Learning From Past Health Pandemics
RENEE MONTAGNE, host:
We turn now to Laurie Garrett. She's written about pandemics in her book, "The Coming Plague: Newly Emerging Diseases in a World Out of Balance." She's a senior fellow for global health at the Council on Foreign Relations, and joins us from New York. Good morning.
Ms. LAURIE GARRETT (Senior Fellow, Council on Foreign Relations; Author, "The Coming Plague: Newly Emerging Diseases in a World Out of Balance"): Good morning.
MONTAGNE: Now as someone who studies epidemics and public health, what information is still missing that you would want to know?
Ms. GARRETT: Well, the big thing we don't know that I would love to know, that we need to know, is how many people in Mexico have been infected. We have a good idea of how many people been hospitalized, and a fair idea of how many may have died, but we don't really know what percentage of the overall epidemic these other two figures represent. So without knowing what the baseline is, what the denominator and the equation is, it's very hard to calculate whether we're looking at something that has a significantly higher potential to kill people than normal flu does, or something that is far more transmissible than normal flu. We don't know.
MONTAGNE: What does the world know, though, both from history and - you know, we've been talking a lot these last few days about the 1918 influenza pandemic and also swine flu in the '70s - and from recent public health crises about, you know, how to respond to an emergency like this?
Ms.

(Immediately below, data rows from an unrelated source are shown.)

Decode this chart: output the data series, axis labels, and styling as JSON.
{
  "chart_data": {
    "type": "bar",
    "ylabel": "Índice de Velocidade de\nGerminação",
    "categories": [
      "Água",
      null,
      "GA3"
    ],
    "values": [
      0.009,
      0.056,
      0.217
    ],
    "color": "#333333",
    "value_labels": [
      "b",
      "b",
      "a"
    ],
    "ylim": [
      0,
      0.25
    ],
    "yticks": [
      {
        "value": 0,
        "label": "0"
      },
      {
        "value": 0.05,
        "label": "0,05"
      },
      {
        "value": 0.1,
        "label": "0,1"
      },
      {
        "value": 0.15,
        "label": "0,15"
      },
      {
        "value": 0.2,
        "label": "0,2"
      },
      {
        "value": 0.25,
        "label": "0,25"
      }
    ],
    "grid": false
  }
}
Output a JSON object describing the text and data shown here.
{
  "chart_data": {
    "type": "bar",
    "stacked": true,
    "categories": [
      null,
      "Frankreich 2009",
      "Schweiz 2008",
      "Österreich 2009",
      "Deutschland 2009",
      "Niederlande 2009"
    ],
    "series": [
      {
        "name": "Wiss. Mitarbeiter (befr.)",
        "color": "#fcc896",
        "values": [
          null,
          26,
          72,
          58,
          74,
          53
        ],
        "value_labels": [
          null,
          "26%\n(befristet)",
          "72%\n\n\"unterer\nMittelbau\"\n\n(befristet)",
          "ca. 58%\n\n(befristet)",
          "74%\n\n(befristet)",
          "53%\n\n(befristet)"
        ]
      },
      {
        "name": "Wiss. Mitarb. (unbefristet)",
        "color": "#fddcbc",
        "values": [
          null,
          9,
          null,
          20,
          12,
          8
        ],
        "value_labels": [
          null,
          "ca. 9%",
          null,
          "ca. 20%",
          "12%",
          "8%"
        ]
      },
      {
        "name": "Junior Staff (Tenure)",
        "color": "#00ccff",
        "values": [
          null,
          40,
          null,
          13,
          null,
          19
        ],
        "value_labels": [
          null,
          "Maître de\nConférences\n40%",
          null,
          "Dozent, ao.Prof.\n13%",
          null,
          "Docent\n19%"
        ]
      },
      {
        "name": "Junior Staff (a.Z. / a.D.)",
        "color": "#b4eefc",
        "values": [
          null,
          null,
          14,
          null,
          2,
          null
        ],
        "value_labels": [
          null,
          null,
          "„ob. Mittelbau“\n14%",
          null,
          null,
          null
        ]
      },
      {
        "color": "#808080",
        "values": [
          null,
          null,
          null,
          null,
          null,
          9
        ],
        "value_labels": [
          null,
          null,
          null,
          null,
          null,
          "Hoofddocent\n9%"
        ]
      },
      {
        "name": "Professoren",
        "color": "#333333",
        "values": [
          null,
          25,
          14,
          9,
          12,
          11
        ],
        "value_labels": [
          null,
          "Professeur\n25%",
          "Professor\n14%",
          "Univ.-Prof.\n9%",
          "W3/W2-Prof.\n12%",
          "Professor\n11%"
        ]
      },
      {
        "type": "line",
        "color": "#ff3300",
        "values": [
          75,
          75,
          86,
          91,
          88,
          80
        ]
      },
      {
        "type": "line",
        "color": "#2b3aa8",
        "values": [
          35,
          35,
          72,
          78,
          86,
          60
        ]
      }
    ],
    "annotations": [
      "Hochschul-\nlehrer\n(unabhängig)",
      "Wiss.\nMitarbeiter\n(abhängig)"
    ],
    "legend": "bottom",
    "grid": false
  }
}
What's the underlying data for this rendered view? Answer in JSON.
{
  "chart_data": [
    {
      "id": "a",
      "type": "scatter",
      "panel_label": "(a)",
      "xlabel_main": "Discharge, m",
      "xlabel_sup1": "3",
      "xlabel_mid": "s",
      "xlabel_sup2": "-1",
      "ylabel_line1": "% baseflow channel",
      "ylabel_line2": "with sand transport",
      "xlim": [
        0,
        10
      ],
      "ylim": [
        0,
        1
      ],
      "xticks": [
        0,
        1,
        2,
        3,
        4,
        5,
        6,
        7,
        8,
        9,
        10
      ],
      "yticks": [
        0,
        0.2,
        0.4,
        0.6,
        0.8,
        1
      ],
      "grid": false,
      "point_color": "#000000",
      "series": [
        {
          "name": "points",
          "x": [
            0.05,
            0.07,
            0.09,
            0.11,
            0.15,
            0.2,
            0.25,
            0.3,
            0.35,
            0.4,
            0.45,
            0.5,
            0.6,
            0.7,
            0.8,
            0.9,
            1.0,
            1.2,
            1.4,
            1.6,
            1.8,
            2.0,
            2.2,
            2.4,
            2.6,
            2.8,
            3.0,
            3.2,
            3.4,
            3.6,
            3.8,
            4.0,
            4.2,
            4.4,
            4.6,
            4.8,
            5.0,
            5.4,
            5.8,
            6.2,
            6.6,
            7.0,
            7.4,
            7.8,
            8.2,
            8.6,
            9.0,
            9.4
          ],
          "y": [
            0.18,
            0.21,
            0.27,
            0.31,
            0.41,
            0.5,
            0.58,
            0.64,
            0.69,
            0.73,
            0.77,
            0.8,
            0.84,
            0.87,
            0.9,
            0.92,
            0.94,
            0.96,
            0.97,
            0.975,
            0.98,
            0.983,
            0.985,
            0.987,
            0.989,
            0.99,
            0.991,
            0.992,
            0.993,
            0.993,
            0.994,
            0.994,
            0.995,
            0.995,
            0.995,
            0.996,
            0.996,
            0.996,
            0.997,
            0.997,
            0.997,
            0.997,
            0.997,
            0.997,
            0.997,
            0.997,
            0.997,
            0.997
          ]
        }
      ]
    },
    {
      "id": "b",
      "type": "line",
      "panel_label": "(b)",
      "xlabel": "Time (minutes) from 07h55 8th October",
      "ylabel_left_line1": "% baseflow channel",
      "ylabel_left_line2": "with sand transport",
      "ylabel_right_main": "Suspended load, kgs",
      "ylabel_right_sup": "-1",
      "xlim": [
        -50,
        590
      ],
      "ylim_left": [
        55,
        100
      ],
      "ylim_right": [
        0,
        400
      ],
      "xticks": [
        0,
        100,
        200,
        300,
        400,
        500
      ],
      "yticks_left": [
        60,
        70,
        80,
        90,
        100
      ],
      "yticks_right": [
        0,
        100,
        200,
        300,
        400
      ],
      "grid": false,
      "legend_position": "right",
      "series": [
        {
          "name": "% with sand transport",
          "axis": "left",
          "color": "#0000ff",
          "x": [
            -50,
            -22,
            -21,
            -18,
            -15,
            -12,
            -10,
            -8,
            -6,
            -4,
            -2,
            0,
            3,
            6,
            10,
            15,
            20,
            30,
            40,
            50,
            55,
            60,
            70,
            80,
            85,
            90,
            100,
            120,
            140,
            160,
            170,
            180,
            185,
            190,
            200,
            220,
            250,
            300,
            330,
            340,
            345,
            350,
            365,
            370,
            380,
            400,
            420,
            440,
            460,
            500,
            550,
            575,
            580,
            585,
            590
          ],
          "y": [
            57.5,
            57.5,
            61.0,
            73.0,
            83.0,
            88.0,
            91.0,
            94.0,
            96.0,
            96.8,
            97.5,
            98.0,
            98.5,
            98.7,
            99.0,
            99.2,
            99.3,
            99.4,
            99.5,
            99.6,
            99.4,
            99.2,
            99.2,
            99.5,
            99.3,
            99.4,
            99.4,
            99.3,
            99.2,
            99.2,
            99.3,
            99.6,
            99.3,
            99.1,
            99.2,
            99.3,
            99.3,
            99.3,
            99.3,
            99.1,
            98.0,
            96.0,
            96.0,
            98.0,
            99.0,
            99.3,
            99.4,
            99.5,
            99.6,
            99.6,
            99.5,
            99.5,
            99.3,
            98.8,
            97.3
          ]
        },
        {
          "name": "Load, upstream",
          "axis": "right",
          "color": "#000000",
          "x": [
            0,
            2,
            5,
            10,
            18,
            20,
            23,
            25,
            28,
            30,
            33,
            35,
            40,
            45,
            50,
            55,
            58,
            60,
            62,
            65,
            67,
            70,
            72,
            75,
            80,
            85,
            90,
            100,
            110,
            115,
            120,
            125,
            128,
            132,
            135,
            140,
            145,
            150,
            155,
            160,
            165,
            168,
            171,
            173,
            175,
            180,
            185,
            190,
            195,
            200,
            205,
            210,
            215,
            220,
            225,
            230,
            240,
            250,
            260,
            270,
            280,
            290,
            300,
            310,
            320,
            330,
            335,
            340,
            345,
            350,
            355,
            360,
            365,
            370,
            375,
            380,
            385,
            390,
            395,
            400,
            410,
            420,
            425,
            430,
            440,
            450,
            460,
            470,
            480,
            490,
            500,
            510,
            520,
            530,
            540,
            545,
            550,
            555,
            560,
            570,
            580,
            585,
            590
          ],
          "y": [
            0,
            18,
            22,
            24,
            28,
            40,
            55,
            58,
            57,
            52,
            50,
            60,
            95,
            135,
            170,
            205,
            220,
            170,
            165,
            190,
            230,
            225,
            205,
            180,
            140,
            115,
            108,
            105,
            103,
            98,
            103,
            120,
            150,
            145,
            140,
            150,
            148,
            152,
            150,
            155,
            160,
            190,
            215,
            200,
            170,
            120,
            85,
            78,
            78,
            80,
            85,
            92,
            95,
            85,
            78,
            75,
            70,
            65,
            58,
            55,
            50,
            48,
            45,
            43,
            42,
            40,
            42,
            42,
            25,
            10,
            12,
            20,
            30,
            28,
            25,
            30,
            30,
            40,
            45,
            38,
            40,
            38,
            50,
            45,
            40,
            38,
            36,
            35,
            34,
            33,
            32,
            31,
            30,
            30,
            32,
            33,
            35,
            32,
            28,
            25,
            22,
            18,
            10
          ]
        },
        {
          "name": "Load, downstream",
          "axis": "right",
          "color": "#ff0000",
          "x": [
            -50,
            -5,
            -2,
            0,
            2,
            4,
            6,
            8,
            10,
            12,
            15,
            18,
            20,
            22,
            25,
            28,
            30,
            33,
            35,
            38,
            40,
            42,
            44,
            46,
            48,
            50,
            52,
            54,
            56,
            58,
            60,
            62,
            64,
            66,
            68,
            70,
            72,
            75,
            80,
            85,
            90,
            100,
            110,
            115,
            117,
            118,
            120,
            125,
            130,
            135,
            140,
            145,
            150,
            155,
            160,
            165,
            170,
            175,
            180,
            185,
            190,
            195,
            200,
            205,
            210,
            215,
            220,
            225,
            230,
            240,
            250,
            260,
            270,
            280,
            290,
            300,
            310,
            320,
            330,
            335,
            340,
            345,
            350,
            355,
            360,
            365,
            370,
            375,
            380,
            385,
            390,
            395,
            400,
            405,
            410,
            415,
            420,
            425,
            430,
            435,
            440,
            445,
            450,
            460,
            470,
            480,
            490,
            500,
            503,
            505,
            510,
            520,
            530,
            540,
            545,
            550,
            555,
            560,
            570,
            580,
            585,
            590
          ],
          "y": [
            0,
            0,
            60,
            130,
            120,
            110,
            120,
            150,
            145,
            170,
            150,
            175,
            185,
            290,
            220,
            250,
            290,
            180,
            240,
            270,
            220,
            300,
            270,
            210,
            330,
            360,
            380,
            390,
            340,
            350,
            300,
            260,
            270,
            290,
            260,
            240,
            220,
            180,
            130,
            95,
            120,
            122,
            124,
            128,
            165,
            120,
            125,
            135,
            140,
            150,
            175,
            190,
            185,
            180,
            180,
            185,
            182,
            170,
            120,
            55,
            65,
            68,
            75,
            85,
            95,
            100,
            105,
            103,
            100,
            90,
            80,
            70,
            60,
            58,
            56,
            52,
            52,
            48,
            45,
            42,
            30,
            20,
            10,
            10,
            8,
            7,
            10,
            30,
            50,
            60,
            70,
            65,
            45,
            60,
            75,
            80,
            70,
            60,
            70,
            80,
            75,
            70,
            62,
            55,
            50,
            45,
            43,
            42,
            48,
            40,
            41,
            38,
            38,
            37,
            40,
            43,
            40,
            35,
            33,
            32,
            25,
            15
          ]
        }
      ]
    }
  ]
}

GARRETT: The global community in public health, and in particular in the United States, has undergone a pretty good learning curve, a maturation, if you will, over the last, roughly 10 years. This is largely because of our experience with the SARS epidemic. And in addition, in this country, with our experience with the Hurricane Katrina debacle and, of course, 9/11 and anthrax mailings.
All these sobering incidents have forced public-health officials and the infrastructure as a whole to take a hard look at itself; rethink how it was responding to new, suspicious outbreaks; and vastly improve the way that all the various pieces of the machinery of public health interact in a crisis.
MONTAGNE: Well, give us an example. Some states, obviously, here in the U.S., have held formal exercises to test out their emergency preparedness for a public-health crisis. Federal government has a formal response plan in place. How does the response so far in the U.S. compare to these ideal scenarios?
Ms. GARRETT: Well, we have not yet been threatened at the level of any of the flu pandemic plans. So fortunately, they've not been yet been put fully to the test. But we do see that every state, every locality in the United States - and this is true in most European countries, Canada, Mexico and certainly in Hong Kong and parts of Asia that experienced the SARS epidemic - there are now plans that try to solve the biggest problem, the biggest weakness we saw in the past, which is, exactly what is the chain of command? Who's in charge? And at what point are the police involved? What point are other kinds of emergency responders involved in both executing plans to control the spread of disease and the decision-making process? And who, ultimately, does everybody answer to?
Now one thing for our government that's made it a little dicey is that we've not had most of our top positions in the federal government filled, starting with the secretary of Health and Human Services. And I see that Senator Gillibrand has issued a rather strong statement, calling upon her colleagues on the other side of the aisle - she being a Democrat from New York - to stop trying to slow down the confirmation of Sebelius for the position of secretary of Health and Human Services.
MONTAGNE: We just have a few seconds left. But, you know, this threat level that's now gone up to four, how worried should people be?
Ms. GARRETT: Well, it's not something that individually makes much of a difference. The big thing is what it means to governments. The governments clearly need to be on a higher state of vigilance, higher state of surveillance, paying closer attention to what's going on in their populations and being prepared to mobilize, if necessary.
MONTAGNE: Thanks very much for joining us.
Ms. GARRETT: Thank you.
MONTAGNE: Laurie Garrett is a senior fellow for global health at the Council on Foreign Relations. She's also author of the book "The Coming Plague: Newly Emerging Diseases in a World Out of Balance."